One of the most commercially successful omics-based tests currently in use, Oncotype DX, was developed by Genomic Health as a laboratory-developed test (LDT) without FDA review. However, in IOM’s report, Genomic Health’s chief scientific officer Steven Shak, MD, acknowledged that “the company benefited from prior interaction with FDA and the extensive background material FDA provides on its website about assay validation.” The report recommends that FDA clarify the regulation of omics-based tests by issuing guidance or regulation that specifies which omics-based tests require FDA review and at which point a review should occur. The FDA is encouraged to continue using and publicizing the pre-IDE process and to issue guidance for LDTs not currently reviewed by the FDA.

“I think it’s clear from the case studies that you can do the FDA process well or poorly and that you can do a laboratory-developed test process well or poorly,” says Debra Leonard, MD, PhD, professor and vice chair for laboratory medicine and director of clinical laboratories at Weill Medical College and director of clinical laboratories at New York-Presbyterian Hospital–Weill Cornell Medical Center. “Both are valuable pathways. The CLIA pathway allows you to move technologies into clinical practice in a cost-effective way that allows rapid access to those technologies. The FDA process requires documentation of safety and efficacy.”

Leonard, who also served on the IOM committee, points out that CLIA does not have much to say about the validation of molecular or genomic tests per se. To compensate, the College of American Pathologists (CAP) developed a checklist related to the development and validation of a test prior to clinical use, and because CAP has “deemed” status under CLIA, CAP accreditation is equivalent to CLIA accreditation. As the IOM report points out, if an omics-based test result is used for patient care, the test must be performed in a CLIA-certified lab.

Two of the Duke clinical trials were terminated on November 4, 2010, and the third was terminated February 3, 2011. Duke identified 40 papers that Potti coauthored and that involved original data analysis. Based on responses from all 162 of his coauthors, two thirds of the papers were expected to be partially or fully retracted, while the remaining third were still considered valid. Potti resigned from Duke in November 2010 and later joined the Coastal Cancer Center in Myrtle Beach, S.C.

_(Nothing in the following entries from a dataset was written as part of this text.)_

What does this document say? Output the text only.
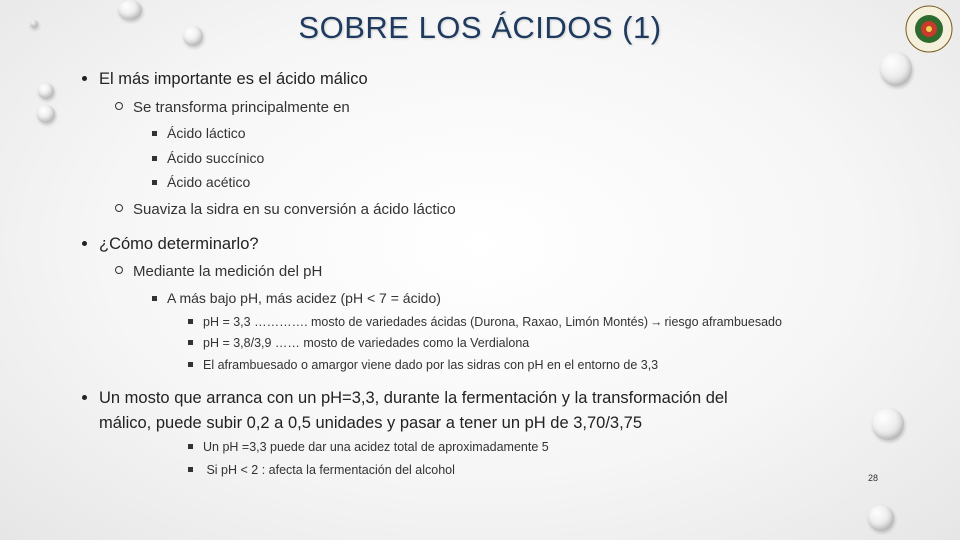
SOBRE LOS ÁCIDOS (1)
El más importante es el ácido málico
Se transforma principalmente en
Ácido láctico
Ácido succínico
Ácido acético
Suaviza la sidra en su conversión a ácido láctico
¿Cómo determinarlo?
Mediante la medición del pH
A más bajo pH, más acidez (pH < 7 = ácido)
pH = 3,3 …………. mosto de variedades ácidas (Durona, Raxao, Limón Montés) → riesgo aframbuesado
pH = 3,8/3,9 …… mosto de variedades como la Verdialona
El aframbuesado o amargor viene dado por las sidras con pH en el entorno de 3,3
Un mosto que arranca con un pH=3,3, durante la fermentación y la transformación del
málico, puede subir 0,2 a 0,5 unidades y pasar a tener un pH de 3,70/3,75
Un pH =3,3 puede dar una acidez total de aproximadamente 5
Si pH < 2 : afecta la fermentación del alcohol
28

In September 2011, a North Carolina law firm filed a malpractice suit on behalf of patients who enrolled in the Duke clinical trials. News media have covered the Duke events extensively. Califf and Nevins appeared on a 60 Minutes TV episode titled “Deception at Duke,” aired February 12, 2012. In June, Gilbert Omenn, MD, PhD, who chaired the IOM committee, presented the report to a standing-room-only audience at the American Society of Clinical Oncologists (ASCO) 2012 meeting.

Asked about the likelihood of similar problems at other research centers, Califf says, “Well, we’ll never know. But the bigger issue is not this egregious case. It’s the everyday errors that are made because the systems are not what they should be. This is a wake-up call for everyone working in the biomedical research system to improve quality.